Alpago (23 yaşında) 3 ay önce yazdı:

Kendimden küçük tavsiye neden etmek istediklerini şimdi anladım, kadın onayı bağımlısı olma diye. Ben de küçük kız almalıyım diye düşünüyorum. Benim otorite sarsılmaz olsun gün sonunda bu, aile geri döner. 

Mantıklı Kadın 3 ay önce yazdı:

Küçük kızla illa daha otoriter olmazsın, sen daha çekici olursan daha otoriter olabilirsin. Küçük kız da değerli olduğu için senin değerine daha yakın ve daha şımarık olabilir hatta. 

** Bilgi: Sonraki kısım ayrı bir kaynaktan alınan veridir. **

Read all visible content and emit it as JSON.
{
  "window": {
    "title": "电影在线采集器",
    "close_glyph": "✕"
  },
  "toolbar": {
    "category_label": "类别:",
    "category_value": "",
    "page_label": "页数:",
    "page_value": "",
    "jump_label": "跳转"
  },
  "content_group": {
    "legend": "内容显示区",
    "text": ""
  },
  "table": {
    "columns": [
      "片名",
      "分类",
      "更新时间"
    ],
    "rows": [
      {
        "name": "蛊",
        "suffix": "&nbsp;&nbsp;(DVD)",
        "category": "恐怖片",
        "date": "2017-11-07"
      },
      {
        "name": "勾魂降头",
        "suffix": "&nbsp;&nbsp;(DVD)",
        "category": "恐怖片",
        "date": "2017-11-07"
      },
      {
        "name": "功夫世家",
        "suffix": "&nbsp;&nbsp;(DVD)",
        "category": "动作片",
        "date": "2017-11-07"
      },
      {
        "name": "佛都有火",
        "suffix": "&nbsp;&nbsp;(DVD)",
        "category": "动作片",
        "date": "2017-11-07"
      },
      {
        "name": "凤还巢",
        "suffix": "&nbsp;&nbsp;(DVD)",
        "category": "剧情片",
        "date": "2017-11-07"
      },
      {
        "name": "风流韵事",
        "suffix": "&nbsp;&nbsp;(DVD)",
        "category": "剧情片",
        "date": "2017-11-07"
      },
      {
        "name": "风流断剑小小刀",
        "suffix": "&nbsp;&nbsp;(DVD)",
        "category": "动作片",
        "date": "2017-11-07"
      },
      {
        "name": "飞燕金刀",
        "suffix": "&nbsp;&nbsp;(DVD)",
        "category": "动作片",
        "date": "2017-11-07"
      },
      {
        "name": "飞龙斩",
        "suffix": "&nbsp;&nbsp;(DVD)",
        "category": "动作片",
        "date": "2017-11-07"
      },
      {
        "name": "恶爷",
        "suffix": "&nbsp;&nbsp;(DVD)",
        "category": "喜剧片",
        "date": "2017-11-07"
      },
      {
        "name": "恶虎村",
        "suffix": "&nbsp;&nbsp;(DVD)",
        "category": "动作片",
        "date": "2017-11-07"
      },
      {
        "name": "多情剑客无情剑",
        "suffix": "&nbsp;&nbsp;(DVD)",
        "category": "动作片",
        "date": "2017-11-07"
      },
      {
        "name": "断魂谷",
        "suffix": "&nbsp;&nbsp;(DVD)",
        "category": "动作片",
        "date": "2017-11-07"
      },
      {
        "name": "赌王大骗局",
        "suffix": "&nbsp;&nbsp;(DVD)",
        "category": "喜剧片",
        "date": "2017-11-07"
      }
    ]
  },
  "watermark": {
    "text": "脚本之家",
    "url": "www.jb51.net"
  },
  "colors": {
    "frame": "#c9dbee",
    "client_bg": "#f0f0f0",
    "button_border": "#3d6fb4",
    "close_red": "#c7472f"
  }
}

Cris Ron (24 yaşında) 1 yıl önce yazdı:

Erkekler hipergamik olursa ne gibi sonucu olur. Mesela kendisinden daha fazla kazanan bir kadınla evlenirse

Mantıklı Kadın 1 yıl önce yazdı:

Erkeğin eziklenmeyen, maskülen bir zihin yapısına ve pratiklere sahip olması; kadınınsa güdülerine yenilmeyen, mantığıyla hayat süren bir kadın olması çok önem kazanır. Son olarak, kadının çevre tarafından "sen daha iyilerine layıksın" diye fitlenmiyor olması da gerekir.